Literary quotations reference the games of pelota between the Greeks and the Romans. The scarce research into clarifying the era of the pelota accepts that Romanisation, where it occurred, implanted the game of pelota in Europe. In the old continent, pelota games took root in France, the Netherlands, England and the Iberian Peninsula.
In the 12th century, there is a gradual increase of documents that support the expansion of the game of pelota. In the Middle Ages, it is evident that courtiers, nobility and the kings had their so-called “trinquetes.” France is the pioneer in the game of pelota, with respect to its possible similarity with modern times, including two modalities: “la longue paume” and the “courte paume”.
In the 13th and 14th centuries, the “paume” game spreads throughout all of France. A. de Luze, a studious of pelota evolution, in 1933 counted the existence of more than 300 “tripots,” or games of pelota, during a time that spanned from the 13th century to the 14th century. The first news of the “long” game comes on the verge of the French Revolution.
In Spain, there are scarce indications with respect to the game of pelota. However, it is significant to point out references in this regard by Quevedo, Cervantes, Calderón de la barca, Zabaleta, etc. Goya’s 1779 painting, “the game of pelota,” truly records a pala [bat] game among a group of courtesans.
In the 17th century, the preferred game of pelota was the “long game” using a glove or “laxoa.” It is in the last decade of the 19th century when the most representative modalities of the game take root: mano [hand], pala, “remonte” and “cesta-punta,” and these modalities were exported to a large part of the world. Cesta-punta is the modality that becomes the most universal. America becomes the continent that receives the game of pelota which the Basques take with them in their culture.
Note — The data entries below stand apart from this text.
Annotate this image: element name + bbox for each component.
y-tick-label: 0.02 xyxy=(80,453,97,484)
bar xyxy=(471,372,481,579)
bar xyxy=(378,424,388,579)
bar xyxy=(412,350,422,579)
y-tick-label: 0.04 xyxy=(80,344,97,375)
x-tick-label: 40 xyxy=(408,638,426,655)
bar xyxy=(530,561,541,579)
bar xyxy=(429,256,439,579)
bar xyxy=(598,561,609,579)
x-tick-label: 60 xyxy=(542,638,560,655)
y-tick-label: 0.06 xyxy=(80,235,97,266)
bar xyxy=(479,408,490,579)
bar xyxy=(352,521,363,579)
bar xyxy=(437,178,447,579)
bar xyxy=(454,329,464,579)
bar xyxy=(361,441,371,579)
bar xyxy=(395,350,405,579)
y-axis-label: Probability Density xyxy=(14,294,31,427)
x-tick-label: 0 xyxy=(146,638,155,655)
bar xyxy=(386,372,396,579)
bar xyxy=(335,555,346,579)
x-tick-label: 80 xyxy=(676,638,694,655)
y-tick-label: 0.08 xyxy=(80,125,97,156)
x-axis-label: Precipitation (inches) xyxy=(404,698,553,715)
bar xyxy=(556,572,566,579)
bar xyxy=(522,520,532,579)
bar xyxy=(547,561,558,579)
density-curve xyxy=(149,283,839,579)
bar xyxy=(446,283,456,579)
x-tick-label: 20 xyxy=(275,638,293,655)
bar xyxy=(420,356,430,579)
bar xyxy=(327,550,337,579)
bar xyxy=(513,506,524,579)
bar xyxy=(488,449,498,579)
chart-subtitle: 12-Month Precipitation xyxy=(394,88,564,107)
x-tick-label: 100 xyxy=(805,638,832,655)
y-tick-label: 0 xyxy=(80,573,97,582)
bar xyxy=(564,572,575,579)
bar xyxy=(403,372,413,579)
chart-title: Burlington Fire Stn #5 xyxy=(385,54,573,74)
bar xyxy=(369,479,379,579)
In the 20th century, professional play begins to bud. Organized competitions begin in 1925. Tournaments spring up everywhere under the push of federative and business entities. Fondness of the sport extends through this century, although cyclical curves show periods of splendour and decadence.
In the amateur arena, the World Championships, initiated in San Sebastián in 1952, are set up as the most important pelota event. It is a re-encounter every four years among those countries that pay honour with the greatest fervour to the sport of pelota.